Christian de Kerangal, directeur général d’IPD France, société internationale dédiée à la mesure de performance pour l’immobilier institutionnel, a répondu sans détours à la question à l’occasion de la troisièmes Assises Ad Valorem de l’Investissement résidentiel qui se sont tenus à Paris en février dernier.
Un des principaux intérêts à investir dans le logement est qu’il a un effet stabilisateur dans un portefeuille. Très clairement, cela réduit la volatilité que l’on peut rencontrer sur d’autres classes d’actifs comme les bureaux et la logistique.
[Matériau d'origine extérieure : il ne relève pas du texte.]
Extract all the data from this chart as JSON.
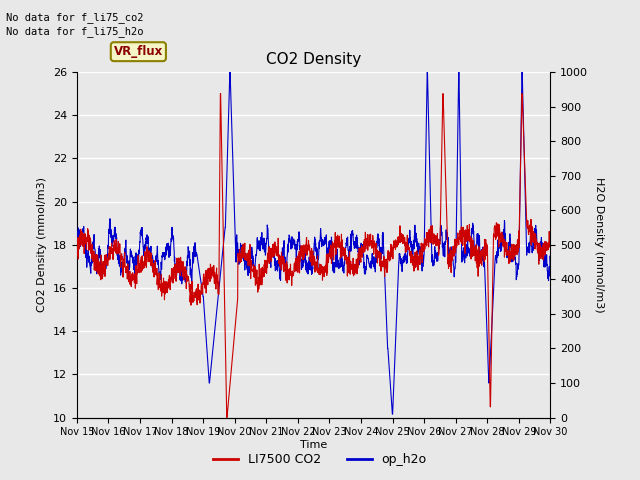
{
  "title": "CO2 Density",
  "xlabel": "Time",
  "ylabel_left": "CO2 Density (mmol/m3)",
  "ylabel_right": "H2O Density (mmol/m3)",
  "ylim_left": [
    10,
    26
  ],
  "ylim_right": [
    0,
    1000
  ],
  "yticks_left": [
    10,
    12,
    14,
    16,
    18,
    20,
    22,
    24,
    26
  ],
  "yticks_right": [
    0,
    100,
    200,
    300,
    400,
    500,
    600,
    700,
    800,
    900,
    1000
  ],
  "xtick_labels": [
    "Nov 15",
    "Nov 16",
    "Nov 17",
    "Nov 18",
    "Nov 19",
    "Nov 20",
    "Nov 21",
    "Nov 22",
    "Nov 23",
    "Nov 24",
    "Nov 25",
    "Nov 26",
    "Nov 27",
    "Nov 28",
    "Nov 29",
    "Nov 30"
  ],
  "no_data_text1": "No data for f_li75_co2",
  "no_data_text2": "No data for f_li75_h2o",
  "vr_flux_label": "VR_flux",
  "legend_entries": [
    "LI7500 CO2",
    "op_h2o"
  ],
  "co2_color": "#cc0000",
  "h2o_color": "#0000cc",
  "bg_color": "#e8e8e8",
  "plot_bg_color": "#e8e8e8",
  "grid_color": "#ffffff",
  "linewidth": 0.8,
  "figsize": [
    6.4,
    4.8
  ],
  "dpi": 100
}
A contrario, le logement a des inconvénients : un rendement locatif faible et, surtout, des frais de gestion particulièrement importants, ce qui a amené un certain nombre d’investisseurs institutionnels à réduire leur allocation. Néanmoins, on constate, depuis deux à trois ans, que cette allocation ne diminue plus et que certains investisseurs commencent à réfléchir à revenir sur le logement. Pas de manière majoritaire mais, justement, pour cet effet stabilisateur.
Le rendement locatif est, certes, faible, mais n’oublions pas que le rendement en capital sur longue période est quasi équivalent à celui dégagé par les bureaux ou la logistique. Il reste donc attractif et intéressant pour des investisseurs. On voit bien, néanmoins, que, aujourd’hui, ce sont essentiellement les bailleurs sociaux qui investissent dans l’immobilier de logement. Ils continueront à le faire et je ne vois pas un retour significatif des investisseurs institutionnels, sauf à trouver un moyen de réduire le poids des charges qui obèrent de manière trop importante la rentabilité immédiate.